The following day, every fly within three houses of ours decided that it was too hot of a fly zone to remain outside, so they found their way in. But how? All of the windows are now shut. The air conditioning is on, making the house positively pressurized, but yet, they still find ways in.

I pulled the couches away from the windows in the living room and for 20 minutes, I stood their watching the windowsill, the dirty windows and caked-on screen for any signs of break ins. There were none. I walked away for a few minutes, and by the time I had returned, there were three flies sitting there, mocking me, laughing perhaps.

They were sucked into the vacuum and probably beat to death by the dead bodies of their fallen comrades. It is a fitting penalty for invading my house… but then I thought, to my horror, that they weren’t coming in the house… that they were already in the house, hatching from God knows what and who knows where.

I tore apart the ground floor of the house. Everything that didn’t belong downstairs was put in a laundry basket and dumped in a big pile upstairs. I moved all of the couches, chairs, tables and knick-knacks, half expecting to find a maggot-covered piece of half-rotting hamburger that Matthew hid because he didn’t want to eat it…maybe a month ago. Or perhaps Elsa couldn’t make it outside quick enough and I had yet to find it, hidden under some random end table.

I vacuumed, I washed down the windowsills, I swept the cobwebs from the corners of the rooms. I sat and watched. The flies kept coming. It’s not like we live in a slaughterhouse or in a barn with cattle; this is a residence where people live, relatively clean people, so why would they want to stay here?

The only thing that makes sense is that they’re lethargic, slow and seemingly sick. They sit on the sills in vast numbers unable or unwilling to fly away, and if they do, they’re slow, fat and easily sucked out of the air and into the vacuum.

It’s been three days now, three days of the constant struggle, me against the flies. I tore apart the family room, pulling out every piece of furniture that wasn’t nailed down, the couches, tables, pictures, lamps… I even empted out the cabinet under the TV. I dusted, I washed, I rinsed, I wiped. I vacuumed the ceiling fan, the fireplace, the couches. I washed the windows, the hearth, the back of the TV, the glass in the pictures on the walls. There was nothing, no source, no obvious entry point, no obvious Mother Fly sitting under the cushions of the couch squeezing out dozens of flies by the minute.

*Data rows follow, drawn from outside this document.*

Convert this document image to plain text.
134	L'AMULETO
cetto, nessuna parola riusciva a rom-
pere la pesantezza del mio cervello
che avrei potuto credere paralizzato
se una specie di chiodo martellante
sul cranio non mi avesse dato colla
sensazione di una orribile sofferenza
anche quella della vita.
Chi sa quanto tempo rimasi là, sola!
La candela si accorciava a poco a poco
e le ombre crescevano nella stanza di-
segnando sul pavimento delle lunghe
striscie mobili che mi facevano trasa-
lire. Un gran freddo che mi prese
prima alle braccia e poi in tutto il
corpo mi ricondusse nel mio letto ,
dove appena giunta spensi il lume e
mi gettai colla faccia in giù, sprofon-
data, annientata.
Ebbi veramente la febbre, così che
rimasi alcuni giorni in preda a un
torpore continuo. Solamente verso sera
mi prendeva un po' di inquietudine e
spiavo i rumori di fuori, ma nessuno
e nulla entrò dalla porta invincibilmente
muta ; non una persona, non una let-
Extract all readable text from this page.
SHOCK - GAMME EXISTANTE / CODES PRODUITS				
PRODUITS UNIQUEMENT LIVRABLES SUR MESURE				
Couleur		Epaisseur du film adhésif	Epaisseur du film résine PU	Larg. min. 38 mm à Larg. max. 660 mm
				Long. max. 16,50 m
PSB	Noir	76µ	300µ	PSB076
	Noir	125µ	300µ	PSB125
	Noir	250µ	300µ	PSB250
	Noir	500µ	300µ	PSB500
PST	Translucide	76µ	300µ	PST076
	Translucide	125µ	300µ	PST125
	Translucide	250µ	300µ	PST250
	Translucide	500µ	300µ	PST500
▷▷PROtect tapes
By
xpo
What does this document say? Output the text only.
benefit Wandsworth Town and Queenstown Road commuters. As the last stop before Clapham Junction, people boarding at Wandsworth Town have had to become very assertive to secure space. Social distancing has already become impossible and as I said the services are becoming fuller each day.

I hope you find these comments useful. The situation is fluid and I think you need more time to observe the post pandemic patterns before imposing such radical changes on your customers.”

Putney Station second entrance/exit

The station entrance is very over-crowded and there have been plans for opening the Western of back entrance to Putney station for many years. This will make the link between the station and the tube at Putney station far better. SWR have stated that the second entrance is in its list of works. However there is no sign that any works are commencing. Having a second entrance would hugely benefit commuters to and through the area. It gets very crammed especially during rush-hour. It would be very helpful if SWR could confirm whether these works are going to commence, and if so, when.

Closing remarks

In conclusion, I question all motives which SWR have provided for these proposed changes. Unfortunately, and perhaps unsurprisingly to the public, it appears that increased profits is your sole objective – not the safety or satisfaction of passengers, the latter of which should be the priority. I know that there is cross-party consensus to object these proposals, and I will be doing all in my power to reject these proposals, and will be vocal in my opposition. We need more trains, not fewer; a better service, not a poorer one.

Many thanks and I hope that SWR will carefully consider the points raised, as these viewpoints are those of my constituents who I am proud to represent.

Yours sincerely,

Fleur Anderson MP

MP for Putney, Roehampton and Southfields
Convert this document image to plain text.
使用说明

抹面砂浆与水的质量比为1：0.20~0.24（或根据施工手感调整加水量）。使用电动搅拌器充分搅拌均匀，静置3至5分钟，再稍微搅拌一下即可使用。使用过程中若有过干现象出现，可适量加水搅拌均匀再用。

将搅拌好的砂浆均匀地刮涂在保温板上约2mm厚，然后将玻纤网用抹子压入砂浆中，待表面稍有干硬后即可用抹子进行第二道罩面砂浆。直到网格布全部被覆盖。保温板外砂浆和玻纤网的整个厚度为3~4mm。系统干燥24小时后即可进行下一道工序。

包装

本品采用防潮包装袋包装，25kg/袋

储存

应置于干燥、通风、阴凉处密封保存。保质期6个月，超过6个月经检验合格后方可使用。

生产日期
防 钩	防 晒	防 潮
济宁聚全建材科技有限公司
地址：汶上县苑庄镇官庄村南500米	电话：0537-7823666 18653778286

In the past three days, I have killed at least 250 flies… in our house…IN OUR HOUSE.

What the hell is going on?

The infestation seems to have subsided, as I’m only seeing one or two every couple of hours instead of dozens. The family room has never been cleaner. Tomorrow is the kitchen… same thing. No surface will remain untouched. No fly will live.

When all of this is over, at least the house will be spotless and I can avoid Kara’s “Let’s get a maid” conversation.